Die Situation der bildenden Künste im Iran

Mit dieser auf Vermittlung ausgerichteten Programmatik sollte und wollte der als gemäßigt geltende Präsident Hoffnungen wecken. Die disparaten gesellschaftlichen Kräfte differenzierten sich jedoch im weiteren Verlauf im Verhältnis zu Rouhanis politischen Akzentsetzungen aus. Die Verlagerung auf außenpolitische Belange setzte den innenpolitisch angekündigten Reformkurs in die zweite Reihe. Die Annäherung an den Westen durch eine Lösung der Atomverhandlungen und der schrittweisen Beendigung der gegen den Iran verhängten Sanktionen stand nicht an oberster Stelle der Agenda der konservativen Kreise, auch wenn der Atomdeal sich als gesellschaftliche Notwendigkeit nicht mehr wegdiskutieren ließ. Der Deutlichkeit von Reformvorhaben war innenpolitisch eine Schwächung auferlegt. Strukturen, die sich während der Ära Ahmadinedschads gebildet hatten, konnten sich so in die Folgezeit hinein transformieren – hinsichtlich der Kunst heißt das, die Verlagerung und Konsolidierung in Richtung privaten Sektor.

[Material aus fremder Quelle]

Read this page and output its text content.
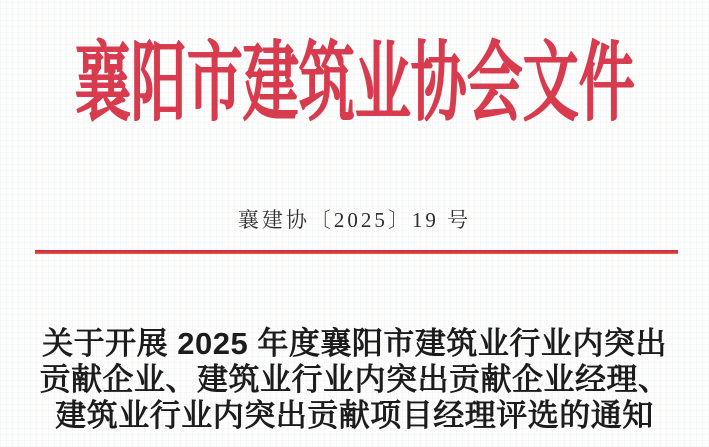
襄阳市建筑业协会文件
襄建协〔2025〕19 号
关于开展 2025 年度襄阳市建筑业行业内突出
贡献企业、建筑业行业内突出贡献企业经理、
建筑业行业内突出贡献项目经理评选的通知
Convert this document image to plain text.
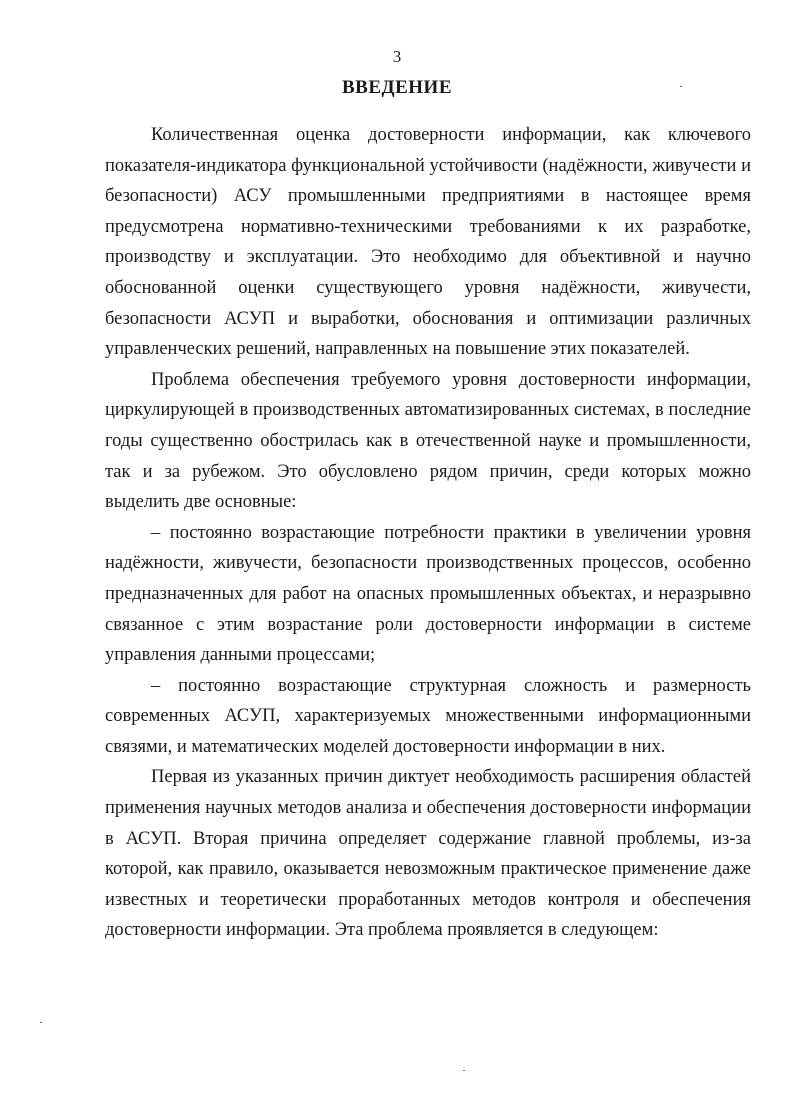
3
ВВЕДЕНИЕ

Количественная оценка достоверности информации, как ключевого показателя-индикатора функциональной устойчивости (надёжности, живучести и безопасности) АСУ промышленными предприятиями в настоящее время предусмотрена нормативно-техническими требованиями к их разработке, производству и эксплуатации. Это необходимо для объективной и научно обоснованной оценки существующего уровня надёжности, живучести, безопасности АСУП и выработки, обоснования и оптимизации различных управленческих решений, направленных на повышение этих показателей.

Проблема обеспечения требуемого уровня достоверности информации, циркулирующей в производственных автоматизированных системах, в последние годы существенно обострилась как в отечественной науке и промышленности, так и за рубежом. Это обусловлено рядом причин, среди которых можно выделить две основные:

– постоянно возрастающие потребности практики в увеличении уровня надёжности, живучести, безопасности производственных процессов, особенно предназначенных для работ на опасных промышленных объектах, и неразрывно связанное с этим возрастание роли достоверности информации в системе управления данными процессами;

– постоянно возрастающие структурная сложность и размерность современных АСУП, характеризуемых множественными информационными связями, и математических моделей достоверности информации в них.

Первая из указанных причин диктует необходимость расширения областей применения научных методов анализа и обеспечения достоверности информации в АСУП. Вторая причина определяет содержание главной проблемы, из-за которой, как правило, оказывается невозможным практическое применение даже известных и теоретически проработанных методов контроля и обеспечения достоверности информации. Эта проблема проявляется в следующем:
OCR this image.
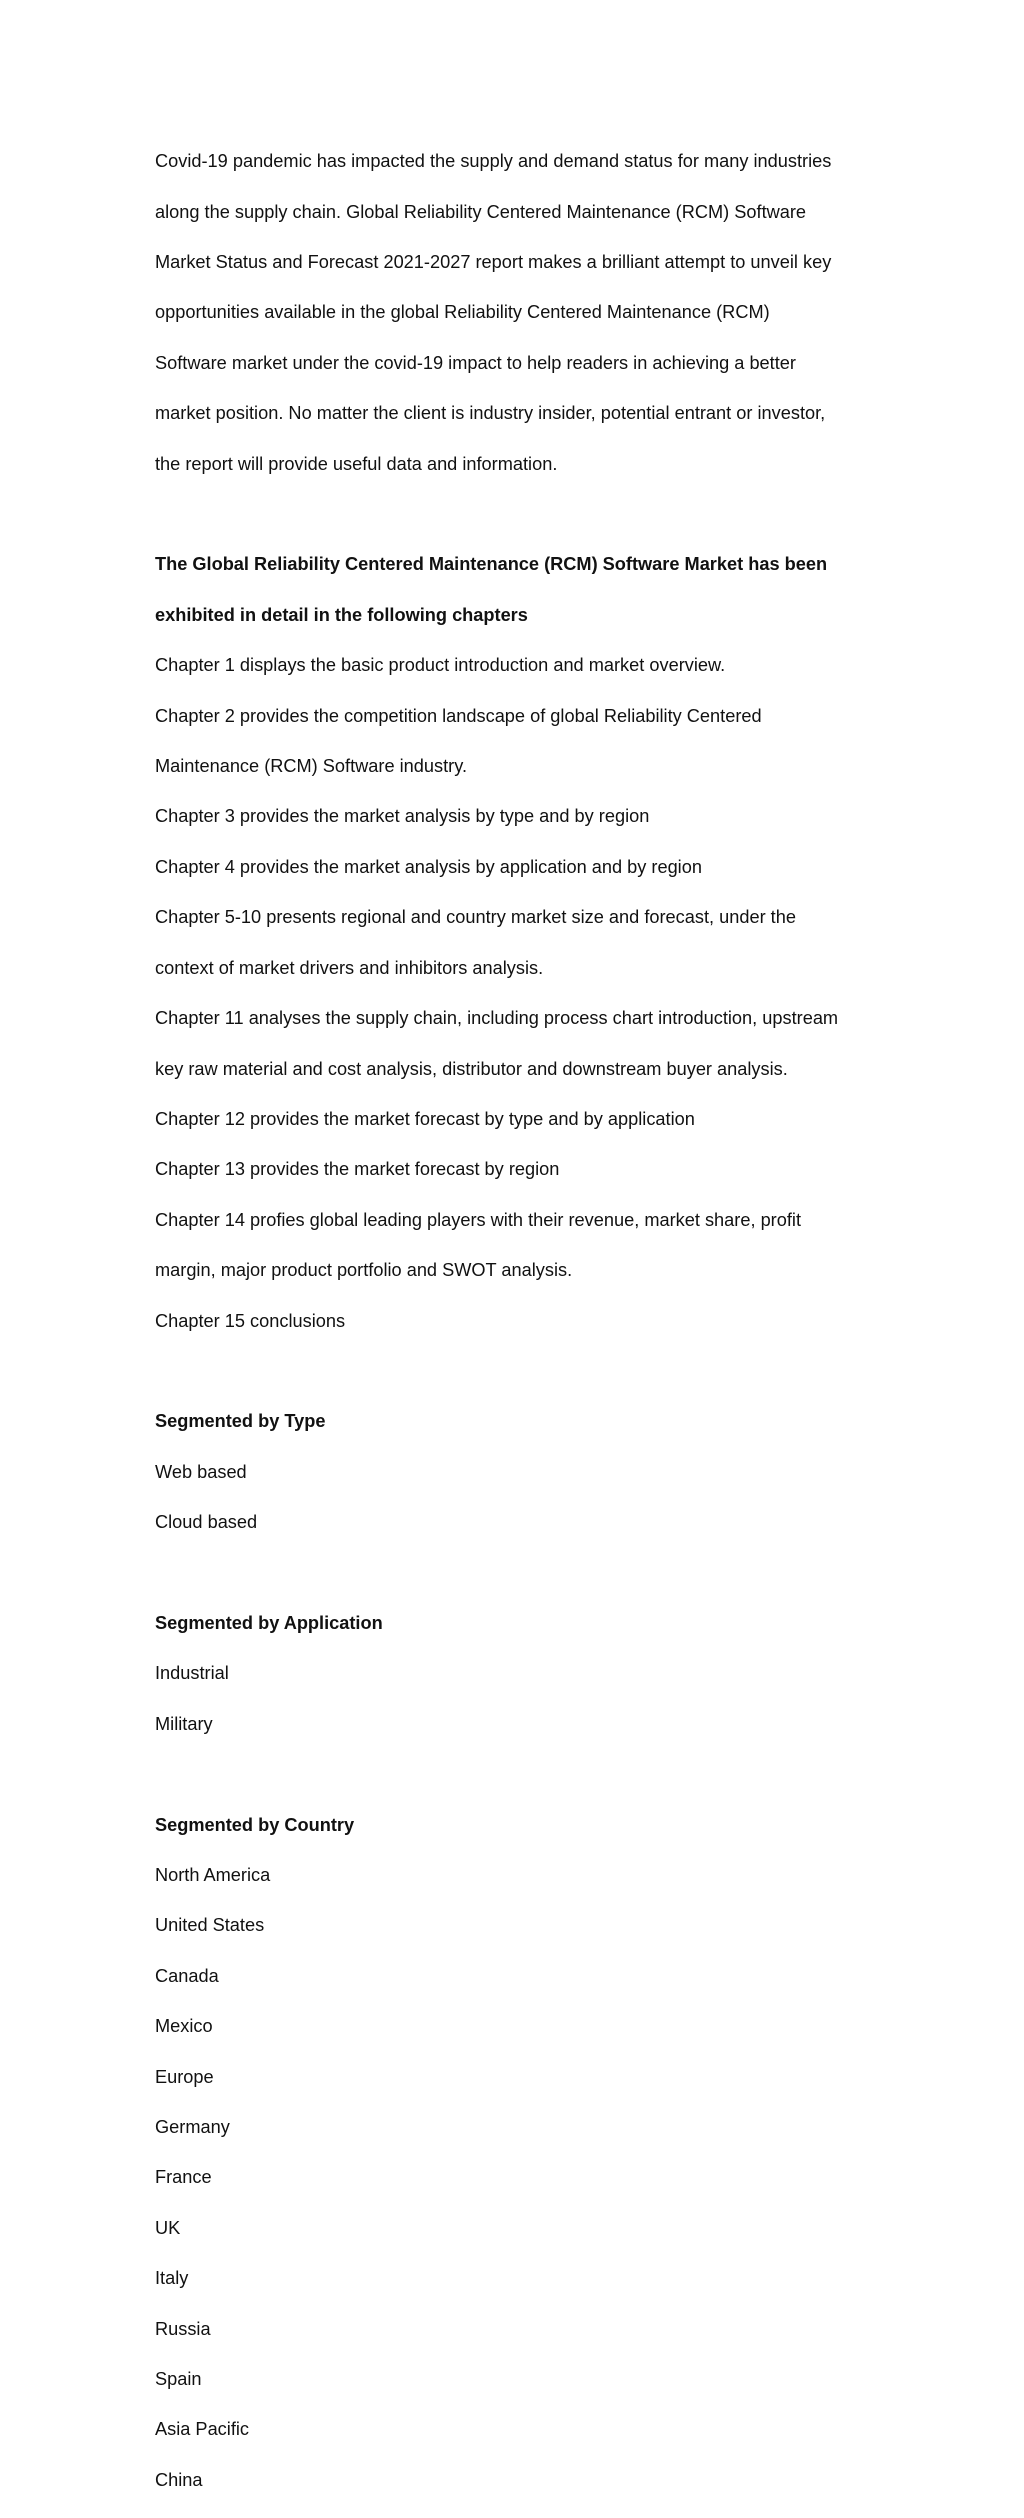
Covid-19 pandemic has impacted the supply and demand status for many industries

along the supply chain. Global Reliability Centered Maintenance (RCM) Software

Market Status and Forecast 2021-2027 report makes a brilliant attempt to unveil key

opportunities available in the global Reliability Centered Maintenance (RCM)

Software market under the covid-19 impact to help readers in achieving a better

market position. No matter the client is industry insider, potential entrant or investor,

the report will provide useful data and information.

The Global Reliability Centered Maintenance (RCM) Software Market has been

exhibited in detail in the following chapters

Chapter 1 displays the basic product introduction and market overview.

Chapter 2 provides the competition landscape of global Reliability Centered

Maintenance (RCM) Software industry.

Chapter 3 provides the market analysis by type and by region

Chapter 4 provides the market analysis by application and by region

Chapter 5-10 presents regional and country market size and forecast, under the

context of market drivers and inhibitors analysis.

Chapter 11 analyses the supply chain, including process chart introduction, upstream

key raw material and cost analysis, distributor and downstream buyer analysis.

Chapter 12 provides the market forecast by type and by application

Chapter 13 provides the market forecast by region

Chapter 14 profies global leading players with their revenue, market share, profit

margin, major product portfolio and SWOT analysis.

Chapter 15 conclusions

Segmented by Type

Web based

Cloud based

Segmented by Application

Industrial

Military

Segmented by Country

North America

United States

Canada

Mexico

Europe

Germany

France

UK

Italy

Russia

Spain

Asia Pacific

China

In den acht Jahren der Regierung Ahmadinedschad reduzierten sich die staatlichen Bemühungen um die Kunst auf ein technokratisches Verwalten des Allernotwendigsten ohne tieferes Interesse, wenn sie nicht zu direkten Maßnahmen führten wie etwa einem ungehemmten Zensurverhalten, dessen Spielraum sich unter dieser wenig kunstsinnigen Regierung ausweitete. Ausstellungsprojekte wurden indiziert, auch nach Eröffnung geschlossen oder Eingriffe vorgenommen. Die Unterstützung richtete sich mehr auf folkloristisch ausgerichtete Produktionsformen des Kunsthandwerks und einer religiösen, am Islam orientierten Kunst, in deren Selbstanspruch aktuelle gesellschaftliche und politische Verhältnisse weniger zum Ausdruck kommen wollen und sollen. Das tatsächliche Handlungsfeld der bildenden Künstler wurde von staatlichen Instanzen desintegriert.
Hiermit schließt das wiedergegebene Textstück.